We consider a recently introduced geometrically nonlinear elastic Cosserat shell model incorporating effects up to order \(O(h^{5})\) in the shell thickness \(h\). We develop the corresponding geometrically nonlinear constrained Cosserat shell model, we show the existence of minimizers for the \(O(h^{5})\) and \(O(h^{3})\) case and we draw some connections to existing models and classical shell strain measures. Notably, the role of the appearing new bending tensor is highlighted and investigated with respect to an invariance condition of Acharya (Int. J. Solids Struct. 37(39):5517–5528, 2000) which will be further strengthened.

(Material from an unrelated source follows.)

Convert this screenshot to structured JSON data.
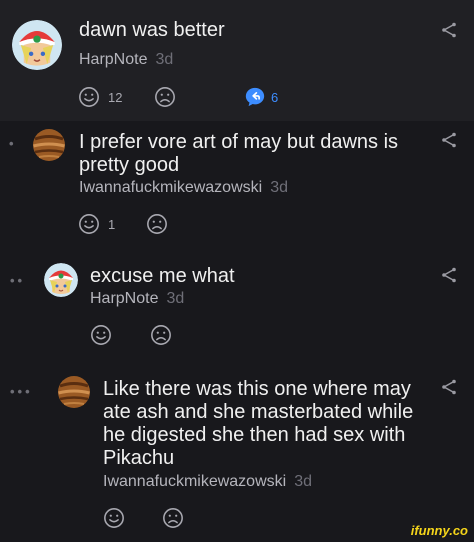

我们考虑最近引入的几何非线性弹性 Cosserat 壳模型，在壳厚度\(h\) 中结合了高达\(O(h^{5}) \) 的影响。我们开发了相应的几何非线性约束 Cosserat 壳模型，我们展示了\(O(h^{5})\)和\(O(h^{3})\)情况下极小值的存在，并绘制了一些连接现有模型和经典壳应变测量。值得注意的是，针对 Acharya 的不变性条件（Int. J. Solids Struct. 37(39):5517–5528, 2000）强调和研究了出现的新弯曲张量的作用，这将得到进一步加强。